L'Alleluia, lui, est du IIIe mode, mais l'unité demeure parfaite et l'expression y trouve son bien. L'Alleluia ayant en lui-même un caractère de louange que le contraste rend plus marqué encore.

Prendre garde de faire trop longue la double note initiale de l'Alleluia, lequel doit avoir un certain mouvement. Bien balancer le rythme de l'arsis ; la vocalise légère.

Veni Domine tranquille et discret. Crescendo sur noli ; tardare sans éclat. Noter que, dans les thésis de la seconde phrase, toutes les notes doubles sont des distrophas, légères donc ; de même les deux qui précèdent la clivis sur le do, à la dernière reprise du motif. Par contre plé dans plébis est une bivirga. Lier avec soin les grands intervalles de l'avant-dernière incise.

OFFERTOIRE

LE TEXTE

Salut, Marie, de grâce remplie,
Le Seigneur (est) avec toi.
Bénie (es-)tu entre les femmes,
Et béni le fruit de ton sein.

C'est la salutation de l'Ange Gabriel à Notre-Dame et celle d'Elisabeth combinées en un seul texte, lequel forme la première partie de la Salutation angélique. Il n'y manque que le dernier mot, Jésus, qui d'ailleurs ne fut pas dit par Elisabeth.

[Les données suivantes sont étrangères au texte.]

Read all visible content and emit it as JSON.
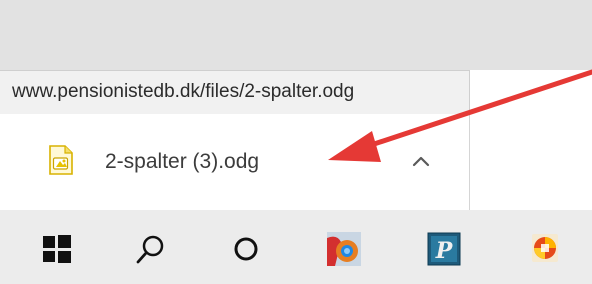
{
  "address_bar": {
    "url": "www.pensionistedb.dk/files/2-spalter.odg"
  },
  "download": {
    "file_name": "2-spalter (3).odg",
    "file_icon": "libreoffice-draw-file-icon",
    "chevron_icon": "chevron-up-icon"
  },
  "taskbar": {
    "icons": [
      "windows-start-icon",
      "search-icon",
      "task-view-icon",
      "app-icon-red",
      "app-icon-publisher",
      "app-icon-colorful"
    ]
  },
  "annotation": {
    "arrow_color": "#e53935"
  }
}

Au sens liturgique toutefois, ce n'est ni l'Archange ni Elisabeth qui saluent Notre-Dame ; la combinaison des deux salutations en un seul texte s'y oppose. C'est toute l'Eglise qui, au moment où est commémorée la Conception de Notre Seigneur, fait monter sa louange vers celle que Dieu a choisie pour sa mère. Elle a entendu, au cours de la semaine écoulée, le mercredi, le récit de l'Annonciation, le vendredi, celui de la Visitation ; elle recueille, sur les lèvres de l'Archange et d'Elisabeth, les paroles inspirées pour les redire à Notre-Dame, comme l'hommage le plus parfait qu'elle puisse rendre à sa sainteté incomparable et à sa maternité divine.

Bien noter que c'est une salutation. Ceci implique que les chanteurs soient en communication directe avec Notre-Dame : qu'ils chantent pour elle et qu'ils aient conscience que du haut du ciel, elle les écoute et reçoit leur hommage dans la joie de son cœur maternel.

LA MÉLODIE

Quatre phrases (Ave Maria gratia plena ne forme qu'une seule phrase. La grande barre qui suit Maria doit être considérée comme une demi-barre). Les trois premières, en progression l'une sur l'autre, conduisent l'idée jusqu'à Benedicta tu, point culminant de la louange. La quatrième redescend vers le grave où elle s'achève dans la contemplation du mystère.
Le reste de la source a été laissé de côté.